I went to something called a Darshan on Tuesday. It was an amazing experience. There was a group of 8 people who each took turns sitting on a shrine of sorts. When you were on the shrine, your job was to engage each person and lock gazes with them for about 60 seconds or so, in turn. That person was to then write down and remember what they saw in you, expressing it as "I am XXXX." So each person sat there, and spent a minute or so, looking at everyone else... and when you weren't sitting on there, you were watching, watching the person on the shrine locking gazes with someone else, and then with you... and then you experience the gaze, and write down your own thoughts.
The feedback, however, is self-referential. It is expressed as "I am ...", not "You are ..." Why? Because our perception of others is inevitably colored by our perception of ourselves... by our moods, feelings, philosophy, insecurity... What we think and judge in another person is different than what a third person would think and judge of that same person. So in essence, our judgements and what we see in other people is as much or more a reflection of ourselves than of other people. And the exercise illuminates that. People recite out what they saw and observed at the end, and the self-reflection is glaringly obvious. Yes, multiple people will say similar things about one person who sat on the shrine, but even more so, one person will have observations about many different people that all have a similar feel.
The feedback was not all positive. You were supposed to write whatever you felt or saw about the person on the shrine, positive or negative. In truth, the 8 people gathered there were all of a like-mindset - so most of the comments were positive. Some people had 100% positive comments, and other people had mostly insightful, descriptive comments, but there were a handful of negative comments, and of those, most were less judgmental, and more descriptive/observational.
The practice can be done in a different manner, as well. One participant said she had participated in a gathering where they spoke the feelings as they felt them, and directly to the other person, not in a self-referential manner. She described the gathering as very raw and emotional.
People were inspired by me last night, which I find ... very difficult to comprehend and accept. I have been mired in such an inconsequential self-image for so long that to think that people could meet me and be inspired by what I'm doing - my actions and talk - is incongruous with my world-frame. I am a participant, and I am learning from others. There is a shift there wherein I not only participate but also lead, where I not only learn but also teach.
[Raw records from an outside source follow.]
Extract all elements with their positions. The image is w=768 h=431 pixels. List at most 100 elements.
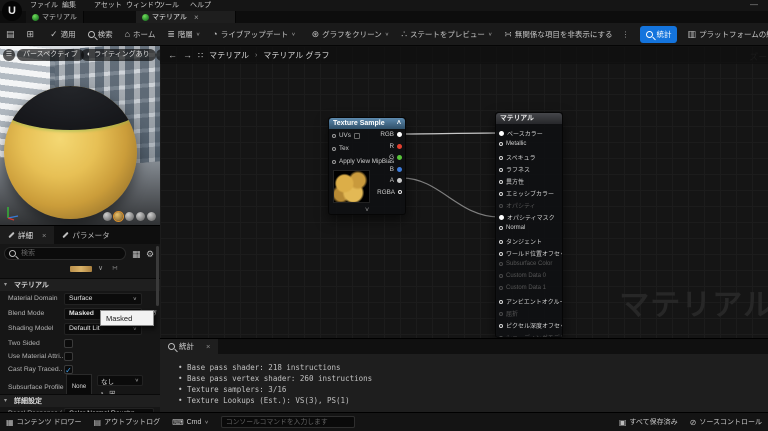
input-pin-icon[interactable] bbox=[332, 133, 336, 138]
preview-mesh-plane-icon[interactable] bbox=[136, 212, 145, 221]
search-button[interactable]: 検索 bbox=[82, 23, 119, 46]
material-pin-icon[interactable] bbox=[499, 323, 503, 328]
back-arrow-icon[interactable]: ← bbox=[168, 50, 177, 60]
hierarchy-button[interactable]: ≣ 階層 ∨ bbox=[161, 23, 206, 46]
material-pin-icon[interactable] bbox=[499, 226, 503, 230]
material-pin-icon[interactable] bbox=[499, 215, 504, 220]
material-pin-icon[interactable] bbox=[499, 167, 503, 172]
material-pin-2[interactable]: スペキュラ bbox=[499, 153, 536, 162]
texture-output-g[interactable]: G bbox=[389, 154, 402, 161]
strip-more-icon[interactable]: ∺ bbox=[112, 264, 118, 272]
material-pin-5[interactable]: エミッシブカラー bbox=[499, 189, 554, 198]
texture-input-tex[interactable]: Tex bbox=[332, 145, 349, 152]
material-pin-0[interactable]: ベースカラー bbox=[499, 129, 543, 138]
lit-mode-button[interactable]: ◐ ライティングあり bbox=[81, 49, 156, 61]
tab-details[interactable]: 詳細 × bbox=[0, 226, 55, 244]
hide-unrelated-button[interactable]: ∺ 無関係な項目を非表示にする bbox=[498, 23, 618, 46]
material-pin-icon[interactable] bbox=[499, 251, 503, 256]
stats-tab-close-icon[interactable]: × bbox=[206, 342, 210, 351]
collapse-caret-icon[interactable]: ˄ bbox=[397, 118, 401, 129]
material-pin-11[interactable]: Subsurface Color bbox=[499, 261, 552, 267]
material-pin-icon[interactable] bbox=[499, 262, 503, 266]
material-graph-canvas[interactable]: ← → ∷ マテリアル › マテリアル グラフ ズーム マテリアル Textur… bbox=[160, 46, 768, 412]
minimize-button[interactable]: — bbox=[750, 0, 758, 9]
menu-item-5[interactable]: ヘルプ bbox=[186, 0, 215, 11]
material-domain-dropdown[interactable]: Surface ∨ bbox=[64, 293, 142, 305]
material-pin-8[interactable]: Normal bbox=[499, 225, 525, 231]
output-pin-icon[interactable] bbox=[397, 143, 402, 149]
cmd-dropdown[interactable]: ⌨ Cmd ∨ bbox=[166, 413, 215, 431]
tab-parameters[interactable]: パラメータ bbox=[54, 226, 117, 244]
subsurface-profile-dropdown[interactable]: なし ∨ bbox=[97, 375, 143, 386]
section-material[interactable]: マテリアル bbox=[0, 278, 160, 292]
texture-input-apply-view-mipbias[interactable]: Apply View MipBias bbox=[332, 158, 394, 165]
tab-stats[interactable]: 統計 × bbox=[160, 339, 219, 354]
section-advanced[interactable]: 詳細設定 bbox=[0, 394, 160, 408]
material-pin-16[interactable]: ピクセル深度オフセット bbox=[499, 321, 562, 330]
details-grid-icon[interactable]: ▦ bbox=[132, 249, 141, 260]
perspective-button[interactable]: パースペクティブ bbox=[17, 49, 84, 61]
texture-output-a[interactable]: A bbox=[390, 177, 402, 184]
platform-stats-button[interactable]: ▥プラットフォームの統計 bbox=[681, 23, 768, 46]
material-pin-15[interactable]: 屈折 bbox=[499, 309, 518, 318]
material-pin-icon[interactable] bbox=[499, 179, 503, 184]
texture-sample-node-header[interactable]: Texture Sample ˄ bbox=[329, 118, 405, 129]
stats-button-active[interactable]: 統計 bbox=[640, 25, 678, 43]
two-sided-checkbox[interactable] bbox=[64, 339, 73, 348]
details-scrollbar[interactable] bbox=[156, 246, 159, 306]
menu-item-0[interactable]: ファイル bbox=[26, 0, 62, 11]
apply-button[interactable]: ✓ 適用 bbox=[44, 23, 82, 46]
input-pin-icon[interactable] bbox=[332, 159, 336, 164]
forward-arrow-icon[interactable]: → bbox=[183, 50, 192, 60]
input-pin-icon[interactable] bbox=[332, 146, 336, 151]
menu-item-2[interactable]: アセット bbox=[90, 0, 126, 11]
browse-button[interactable]: ⊞ bbox=[21, 23, 41, 46]
source-control-button[interactable]: ⊘ ソースコントロール bbox=[684, 413, 768, 431]
output-pin-icon[interactable] bbox=[397, 132, 402, 137]
tab-material-2-active[interactable]: マテリアル × bbox=[136, 11, 236, 23]
preview-mesh-cube-icon[interactable] bbox=[125, 212, 134, 221]
viewport-menu-icon[interactable]: ☰ bbox=[3, 49, 15, 61]
breadcrumb-current[interactable]: マテリアル グラフ bbox=[263, 50, 329, 61]
details-settings-gear-icon[interactable]: ⚙ bbox=[146, 249, 154, 260]
preview-mesh-custom-mesh-icon[interactable] bbox=[147, 212, 156, 221]
preview-mesh-cylinder-icon[interactable] bbox=[103, 212, 112, 221]
tab-close-icon[interactable]: × bbox=[194, 13, 199, 22]
expand-caret-icon[interactable]: ˅ bbox=[365, 207, 369, 214]
material-pin-12[interactable]: Custom Data 0 bbox=[499, 273, 546, 279]
tab-material-1[interactable]: マテリアル bbox=[26, 11, 84, 23]
content-drawer-button[interactable]: ▦ コンテンツ ドロワー bbox=[0, 413, 88, 431]
material-pin-9[interactable]: タンジェント bbox=[499, 237, 542, 246]
cast-ray-traced-checkbox[interactable]: ✓ bbox=[64, 365, 73, 375]
material-pin-14[interactable]: アンビエントオクルージョン bbox=[499, 297, 562, 306]
material-pin-13[interactable]: Custom Data 1 bbox=[499, 285, 546, 291]
strip-chevron-icon[interactable]: ∨ bbox=[98, 264, 103, 272]
material-pin-4[interactable]: 異方性 bbox=[499, 177, 524, 186]
material-pin-icon[interactable] bbox=[499, 239, 503, 244]
details-search-input[interactable] bbox=[4, 247, 126, 260]
material-pin-icon[interactable] bbox=[499, 299, 503, 304]
material-pin-icon[interactable] bbox=[499, 191, 503, 196]
details-tab-close-icon[interactable]: × bbox=[42, 231, 46, 240]
texture-output-r[interactable]: R bbox=[389, 143, 402, 150]
output-pin-icon[interactable] bbox=[397, 155, 402, 160]
material-pin-icon[interactable] bbox=[499, 286, 503, 290]
material-pin-7[interactable]: オパシティマスク bbox=[499, 213, 555, 222]
uv-index-box[interactable] bbox=[353, 132, 360, 139]
texture-input-uvs[interactable]: UVs bbox=[332, 132, 360, 139]
preview-state-button[interactable]: ∴ ステートをプレビュー ∨ bbox=[395, 23, 498, 46]
clean-graph-button[interactable]: ⊛ グラフをクリーン ∨ bbox=[306, 23, 396, 46]
material-result-node[interactable]: マテリアル ベースカラー Metallic スペキュラ ラフネス 異方性 エミッシブカラー… bbox=[495, 112, 563, 338]
material-pin-icon[interactable] bbox=[499, 203, 503, 208]
save-button[interactable]: ▤ bbox=[0, 23, 21, 46]
material-pin-icon[interactable] bbox=[499, 274, 503, 278]
all-saved-button[interactable]: ▣ すべて保存済み bbox=[613, 413, 684, 431]
console-command-input[interactable] bbox=[220, 416, 355, 428]
home-button[interactable]: ⌂ ホーム bbox=[119, 23, 162, 46]
use-material-attributes-checkbox[interactable] bbox=[64, 352, 73, 361]
texture-output-rgb[interactable]: RGB bbox=[380, 131, 402, 138]
material-pin-3[interactable]: ラフネス bbox=[499, 165, 530, 174]
unreal-logo-icon[interactable]: U bbox=[2, 1, 22, 21]
menu-item-1[interactable]: 編集 bbox=[58, 0, 80, 11]
breadcrumb-root[interactable]: マテリアル bbox=[209, 50, 249, 61]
I have had roles in the past where I have done both - I have taught in university classrooms - I have lead a guild. But this was an interpersonal, social setting - and their words caught me entirely by surprise. I was honored.
My journey has been a very personal one. It's one I never expected. This juice feast - I'm on day 12 now - has been tulmultuous and cathartic... It's changed (I haven't written about this yet) into a treatment for my psoriasis into something much more than that. It's become the beginning of a journey. But it's a very personal journey, and it's my own. I've known that with the insight and wisdom and experience I've gained even from just these past two weeks, I can help, advise, and influence others. I just never expected that the influence would come without effort - that by simply talking to people, I could inspire them. I am a deeply flawed person, still, and that I could walk into a room and tell them about my life and they would be touched is incongruous.